Furthermore I know that none of these will be called before I
execute some function that binds *GLOBAL*'s value. BIND insists
that *GLOBAL* has a value BEFORE BIND of *GLOBAL* is used. However
some other module may care about *GLOBAL*'s default value, so I
would rather not write something like (lset *GLOBAL* nil), but
instead (if (bound? *GLOBAL*) (then (lset *GLOBAL* nil))). Of
course, I would rather that BIND did not depend on *GLOBAL* being
bound.
I should apologize about BIND's misleading name -- it doesn't bind the
variable (like DEFINE, LAMBDA, and LSET do), it does a temporary assignment.
The variable must be bound (with DEFINE or LAMBDA or LSET) before you
can do a BIND, since otherwise there would be no location to assign.
(Locations can't be created on demand because there's no way to tell in
what environment the variable should become bound.)
However I think it would be a good idea to have a way to bind a variable
without assigning it. MIT Scheme does this with the syntax
(define foo)
and in T this would want to be written as
(lset foo)
instead (because SET!, and therefore BIND, is in principle illegal on
variables bound with DEFINE -- an unfortunate incompatibility with R^3
Scheme).
I know that the SETQ-IF-UNBOUND or DEFVAR style you describe is
widespread in Maclisp and its derivatives. (The special form you want
in T is not BOUND? but rather ASSIGNED?.) But I have always found this
to be a rather questionable practice -- I always prefer for one
particular module to be responsible for binding a variable; i.e.
multiple LSET's on a variable should be in error just as multiple
DEFINE's are.
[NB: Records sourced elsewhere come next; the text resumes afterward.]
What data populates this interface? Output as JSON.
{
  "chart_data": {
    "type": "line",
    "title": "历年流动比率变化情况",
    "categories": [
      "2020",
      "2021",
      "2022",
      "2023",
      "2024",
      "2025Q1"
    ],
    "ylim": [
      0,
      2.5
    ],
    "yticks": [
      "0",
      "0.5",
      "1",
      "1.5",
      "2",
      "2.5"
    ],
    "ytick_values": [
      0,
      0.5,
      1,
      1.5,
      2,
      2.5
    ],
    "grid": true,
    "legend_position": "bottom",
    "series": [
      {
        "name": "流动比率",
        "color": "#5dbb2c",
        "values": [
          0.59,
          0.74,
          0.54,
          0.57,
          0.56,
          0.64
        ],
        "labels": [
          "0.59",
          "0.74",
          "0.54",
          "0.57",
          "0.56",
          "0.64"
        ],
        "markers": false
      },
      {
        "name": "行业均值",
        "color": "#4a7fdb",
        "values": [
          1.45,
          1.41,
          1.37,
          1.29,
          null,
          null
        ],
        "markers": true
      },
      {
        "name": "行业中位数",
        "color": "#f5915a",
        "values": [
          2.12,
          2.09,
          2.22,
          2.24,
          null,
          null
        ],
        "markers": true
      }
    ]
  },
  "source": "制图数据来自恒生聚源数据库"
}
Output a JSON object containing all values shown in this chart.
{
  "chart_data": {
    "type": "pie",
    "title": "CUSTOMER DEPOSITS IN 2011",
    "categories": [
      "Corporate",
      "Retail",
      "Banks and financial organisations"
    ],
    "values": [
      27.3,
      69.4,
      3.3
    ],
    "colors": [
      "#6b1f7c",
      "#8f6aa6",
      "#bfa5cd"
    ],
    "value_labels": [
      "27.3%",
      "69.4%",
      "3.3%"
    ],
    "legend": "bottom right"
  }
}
Otherwise conflicts and confusion are very likely.
Likewise, (if (test) (then ...) (else ...))
seems to me much more readable than
(cond ((test) ...) (else ...)).
De gustibus non est disputandum. I needn't add to the existing
critiques. If you like your IF, define a macro.
1. It seem rather ugly to have to use two tables to keep track of
TABLE-HAS-ENTRY? state and the table values, as is need if you
don't plan to modify the source, and
No, you don't need two tables, you just need some distinguished object to
represent a false entry. And you needn't modify the source if you
simply shadow T's definition of TABLE-ENTRY.
2. (walk-table (lambda (key value)
(ignore value)
(set (table-entry <table> key) '#f))
<table>)
does not work. You must say (clean-table <table>). Whereas
this walk does work so long as you are not setting the table
value to '#f. This seems to be a gross anomaly! This is
especially painfull if the new value is computed from the old
one.
I consulted with the person who wrote the table package and it seems
that it's an error to modify a table while it is being walked. That it
sometimes works is gratuitous. Unfortunately it would be prohibitively
expensive to detect this error situation; tables must be fast. And to
change this would require that WALK-TABLE in effect copy the table
before it starts walking; that would make WALK-TABLE too expensive.
This restriction should definitely be documented.
I recommend that you create a brand new table when you want to do
something like this, and let the old one be gc'ed.